You are lucky to have experienced what were, in my opinion, two out of the three functioning areas of Yahoo, which are/were: Yahoo Search, YUI, and Flickr. Search works because of the imported culture from Inktomi and a recognition from the very top that this had to be excellent. Similarly, YUI is small and focused and they made brilliant hires at a time when even Google wasn’t taking Javascript seriously. Flickr doesn’t have quite the technical chops as both those teams, but has a fantastic focus on product and unique methods of iterating quickly.

My experience at Yahoo was very much like Paul Graham’s. One of Yahoo’s problems is that due to their success, money keeps raining down on executives and people keep getting paid, no matter how incompetent. Technically, most of Yahoo is lost in the 90s, batch-processing things with Perl scripts and human-generated keywords. Meanwhile Google has created entire platforms to automate infrastructure at the datacenter level and relies machine learning algorithms. This strategy is now available in bits and pieces that you can cobble together on the open interent. So while Amazon can spin you up a hundred servers in an eyeblink, most Yahoo properties still have to ask David Filo (yes, that David Filo) personally for more servers. One gets the feeling that Filo regrets that he isn’t personally racking servers any more.

The ideal Yahoo property is something like omg.yahoo.com, which is a repackaging of celebrity news, design and product-focused, with relatively boring technology powering the whole thing. It’s very profitable. Yahoo would rather have a hundred of those than one Flickr.

Nevertheless, Yahoo executives often make the mistake of acquiring hot startups, thinking they will infuse the company with talent and new ideas.

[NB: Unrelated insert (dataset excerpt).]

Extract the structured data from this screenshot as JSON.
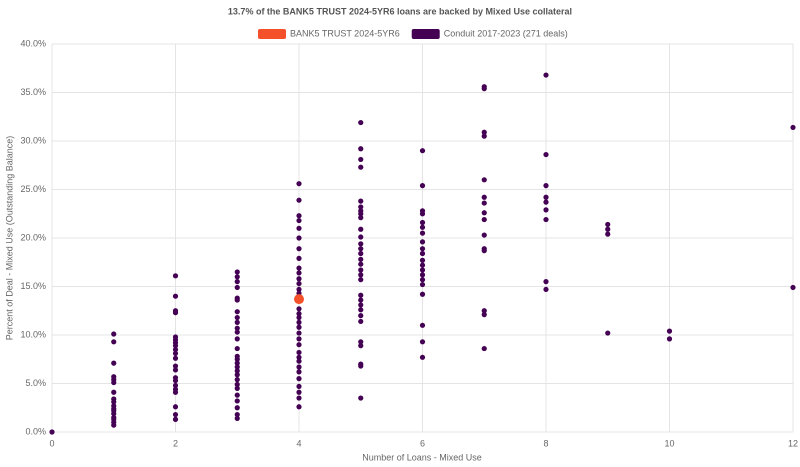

As far as I can tell this has never worked. Yahoo Search, YUI, and Flickr remained apart from the rest of Yahoo, controlling their own hiring and technology. Everyone else was integrated into Yahoo and was shredded to bits by the culture. It only takes one or two pig-headed moves by executives and the real talent starts leaving. Or, like Delicious, you can be scuttled by the imported Yahoo engineers who throw out everything that was good about the original and try to remake it according to their incompetent practices. In some cases this has been deliberate, as when executives starve an acquired startup of resources, hoping the founders will leave, so that they can take over.

For most of Yahoo, the order of importance goes like this: executive whim, designer caprice, advertiser needs, and technology ranks a distant fourth. Rebel elements within Yahoo tried to institute Hack Day as a way of showing how technology could lead in its own right, but management has so far treated this as an exercise in employee morale, no different than a talent show or employee picnic. The organizers of Hack Day have tried for a long time to get the projects that win some funding, but executives have laughed — literally laughed — at the idea.

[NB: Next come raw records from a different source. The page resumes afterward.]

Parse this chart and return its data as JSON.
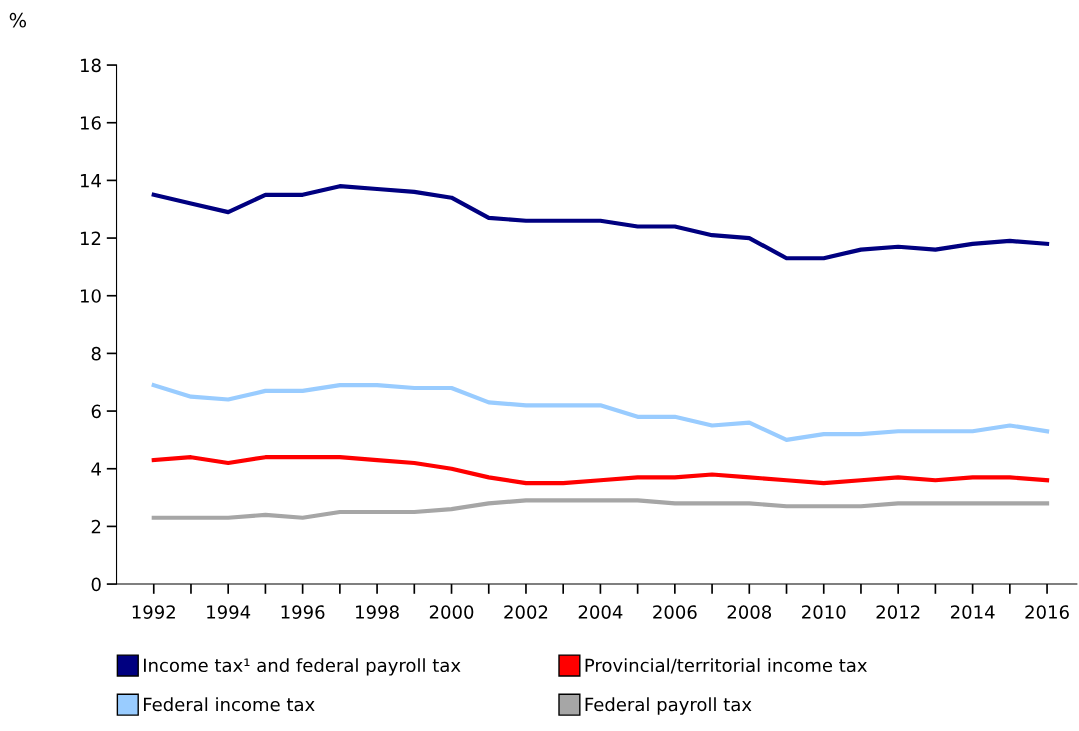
{
  "chart_data": {
    "type": "line",
    "ylabel": "%",
    "x": [
      1992,
      1993,
      1994,
      1995,
      1996,
      1997,
      1998,
      1999,
      2000,
      2001,
      2002,
      2003,
      2004,
      2005,
      2006,
      2007,
      2008,
      2009,
      2010,
      2011,
      2012,
      2013,
      2014,
      2015,
      2016
    ],
    "series": [
      {
        "name": "Income tax¹ and federal payroll tax",
        "color": "#000080",
        "values": [
          13.5,
          13.2,
          12.9,
          13.5,
          13.5,
          13.8,
          13.7,
          13.6,
          13.4,
          12.7,
          12.6,
          12.6,
          12.6,
          12.4,
          12.4,
          12.1,
          12.0,
          11.3,
          11.3,
          11.6,
          11.7,
          11.6,
          11.8,
          11.9,
          11.8
        ]
      },
      {
        "name": "Federal income tax",
        "color": "#99ccff",
        "values": [
          6.9,
          6.5,
          6.4,
          6.7,
          6.7,
          6.9,
          6.9,
          6.8,
          6.8,
          6.3,
          6.2,
          6.2,
          6.2,
          5.8,
          5.8,
          5.5,
          5.6,
          5.0,
          5.2,
          5.2,
          5.3,
          5.3,
          5.3,
          5.5,
          5.3
        ]
      },
      {
        "name": "Provincial/territorial income tax",
        "color": "#ff0000",
        "values": [
          4.3,
          4.4,
          4.2,
          4.4,
          4.4,
          4.4,
          4.3,
          4.2,
          4.0,
          3.7,
          3.5,
          3.5,
          3.6,
          3.7,
          3.7,
          3.8,
          3.7,
          3.6,
          3.5,
          3.6,
          3.7,
          3.6,
          3.7,
          3.7,
          3.6
        ]
      },
      {
        "name": "Federal payroll tax",
        "color": "#a6a6a6",
        "values": [
          2.3,
          2.3,
          2.3,
          2.4,
          2.3,
          2.5,
          2.5,
          2.5,
          2.6,
          2.8,
          2.9,
          2.9,
          2.9,
          2.9,
          2.8,
          2.8,
          2.8,
          2.7,
          2.7,
          2.7,
          2.8,
          2.8,
          2.8,
          2.8,
          2.8
        ]
      }
    ],
    "xlim": [
      1991,
      2016.8
    ],
    "xticks": [
      1992,
      {
        "value": 1993,
        "label": null
      },
      1994,
      {
        "value": 1995,
        "label": null
      },
      1996,
      {
        "value": 1997,
        "label": null
      },
      1998,
      {
        "value": 1999,
        "label": null
      },
      2000,
      {
        "value": 2001,
        "label": null
      },
      2002,
      {
        "value": 2003,
        "label": null
      },
      2004,
      {
        "value": 2005,
        "label": null
      },
      2006,
      {
        "value": 2007,
        "label": null
      },
      2008,
      {
        "value": 2009,
        "label": null
      },
      2010,
      {
        "value": 2011,
        "label": null
      },
      2012,
      {
        "value": 2013,
        "label": null
      },
      2014,
      {
        "value": 2015,
        "label": null
      },
      2016
    ],
    "ylim": [
      0,
      18
    ],
    "yticks": [
      0,
      2,
      4,
      6,
      8,
      10,
      12,
      14,
      16,
      18
    ],
    "grid": false,
    "legend": "bottom",
    "marker": "none",
    "line_style": "solid"
  }
}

Agreed things are not so black and white as pg states, but I do observe a degrading ownership of engineering in the actual product. Though there are ofcourse exception, average engineer Joe is more worried about his code than his user. [more thoughts – http://bit.ly/9lctmC]

While there were isolated teams that did well within Yahoo! I don’t think I would count the old Inktomi team → Yahoo Search among them. Yahoo! Search suffered under a string of inept leaders from the CTO level down during the critical period between 2002 to 2005, and for all practical purposes it was definitively game over in 2005. The only glimmer of light was when Yahoo! acquired Overture and got FAST in the bargain. They then had 3 search engine teams: Inktomi, Altavista and FAST. The two first were vastly inferior, but due to politics it was decided that search was so important that geography was more important than competence. So they chose Inktomi with a mishmash of AltaVista sprinkled in for good measure. Had the management been competent, they would have invested heavily in the FAST team and let them run the show. Instead they ended up with nothing and eventually most of the brilliant people left for Google and Microsoft.